The findings of this study suggest that, in young men at least, a familial risk of myocardial infarction is associated with short telomeres, although whether this is a causative association remains unknown.  Indeed, short telomeres have been found in many major diseases, particularly cancer, and it is currently unclear whether they play any biological role in specific diseases or are merely markers of an increased “genetic age” and hence an increased risk of disease in general.  Prospective studies with follow-up measurements of telomere length will help to determine whether a genetic tendency to short telomeres in leukocytes are at an increase risk for developing ischaemic heart disease, independent of traditional risk factors.

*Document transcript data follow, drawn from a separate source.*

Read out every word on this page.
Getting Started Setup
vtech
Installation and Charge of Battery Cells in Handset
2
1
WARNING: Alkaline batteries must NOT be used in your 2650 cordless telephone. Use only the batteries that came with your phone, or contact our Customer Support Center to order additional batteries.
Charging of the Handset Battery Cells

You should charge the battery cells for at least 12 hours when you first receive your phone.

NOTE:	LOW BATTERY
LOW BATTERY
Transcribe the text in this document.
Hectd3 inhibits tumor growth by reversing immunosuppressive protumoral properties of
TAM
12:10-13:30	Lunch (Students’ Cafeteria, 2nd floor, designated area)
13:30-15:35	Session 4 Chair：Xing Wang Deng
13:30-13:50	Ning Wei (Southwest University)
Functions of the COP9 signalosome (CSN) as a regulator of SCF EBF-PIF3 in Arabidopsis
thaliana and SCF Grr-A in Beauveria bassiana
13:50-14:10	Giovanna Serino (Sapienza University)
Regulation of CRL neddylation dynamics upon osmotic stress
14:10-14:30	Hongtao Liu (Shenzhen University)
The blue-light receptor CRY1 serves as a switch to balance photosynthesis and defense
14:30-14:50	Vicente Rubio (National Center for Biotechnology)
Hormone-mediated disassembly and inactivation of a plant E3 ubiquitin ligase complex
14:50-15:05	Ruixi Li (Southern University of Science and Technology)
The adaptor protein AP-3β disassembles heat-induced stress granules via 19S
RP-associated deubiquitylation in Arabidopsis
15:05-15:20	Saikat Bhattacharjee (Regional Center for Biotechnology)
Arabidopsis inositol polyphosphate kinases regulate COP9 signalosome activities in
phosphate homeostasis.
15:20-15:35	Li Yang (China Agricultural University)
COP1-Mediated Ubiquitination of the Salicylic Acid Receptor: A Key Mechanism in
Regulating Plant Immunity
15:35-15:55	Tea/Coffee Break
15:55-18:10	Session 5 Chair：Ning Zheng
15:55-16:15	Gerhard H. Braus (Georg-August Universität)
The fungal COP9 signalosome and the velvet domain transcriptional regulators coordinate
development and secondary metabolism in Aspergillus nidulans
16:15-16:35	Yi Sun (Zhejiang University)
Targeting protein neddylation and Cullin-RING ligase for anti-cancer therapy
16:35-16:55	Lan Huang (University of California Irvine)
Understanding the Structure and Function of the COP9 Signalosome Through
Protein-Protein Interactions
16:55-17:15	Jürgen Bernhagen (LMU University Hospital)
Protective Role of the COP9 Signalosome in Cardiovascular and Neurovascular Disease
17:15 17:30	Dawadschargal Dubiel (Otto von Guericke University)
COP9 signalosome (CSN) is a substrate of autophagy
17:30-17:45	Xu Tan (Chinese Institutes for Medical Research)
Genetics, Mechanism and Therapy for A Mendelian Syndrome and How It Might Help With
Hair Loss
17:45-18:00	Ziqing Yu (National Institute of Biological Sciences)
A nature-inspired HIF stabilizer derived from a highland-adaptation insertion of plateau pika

• Salpea KD, Nicaud V, Tiret L et al.  The association of telomere length with paternal history of premature myocardial infarction in the European Atherosclerosis Research Study II. J Mol Med 2008;86:815-824

The discovery of the protective effects of myocardial preconditioning has stimulated much research into the molecular mechanism of this phenomenon.   A number of cardiac proteins have been found whose levels or state of phosphorylation change with cardioprotection, but do any of these play a critical role?

Chen et al. used unbiased proteomic analysis to identify an enzyme that consistently correlated with cardioprotection in  a rat model, mitochondrial aldehyde dehydrogenase 2 (ALDH2).  Further research identified a small molecule, Alda-1, which enhanced levels of ALDH2 and led to a 60% reduction in infarct size when it was injected into rats.

Several animal studies have found important cardioprotective proteins before and it remains to be seen whether ALDH2 and Alda-1 will be of any use in limitng myocardial ischaemia.  On the other hand, the mechanisms described here provide attractive targets for future pharmaceutical agents on several fronts - ALDH2 is also important in the metabolism of alcohol.

• Chen C-H, Budas GR, Churchill EN et al. Activation of aldehyde dehydrogenase-2 reduces ischemic damage to the heart. Science 2008; 321: 1493-1495.

Metabolic technologies allow the profiling of low-molecular weight biochemicals such as amino acids, sugars, and lipids that are substrates and products in important biological processes, such as ischaemia.  To examine whether this techology could be used to allow earlier detection of myocardial ischaemia and infarction, Lewis et al. applied mass spectrometry-based metabolite profiling to 36 patients undergoing alcohol septal ablation for hypertrophic cardiomyopathy.

Blood samples were collected before and at various intervals after the procedure, and coronary sinus sampling was used to distinguish cardiac-derived from peripheral metabolites.  Alterations in the levels of multiple metabolites were detected as early as 10 minutes after infarction, even in patients who had no rise in contemporary bimarkers (e.g. troponin) at 12 hours.  Furthermore, the same pattern of metabolites was not seen in a control group of nine patients undergoing elective cardiac catheterisation.

Multiple biomarker assays such as this are likely to play a major role in the future detection of cardiac damage, providing early warning of impending ischaemic damage and facilitating early intervention.  However, it is too early to consider mainstream use of such assays; the fundamental next step will be examining the metabolic profiles of patients undergoing genuine acute coronary syndromes.

• Lewis GD, Wei R, Liu E, et al. Metabolite profiling of blood from individuals undergoing planned myocardial infarction reveals early markers of myocardial injury. J Clin Invest 2008:DOI: 10.1172/JCI35111.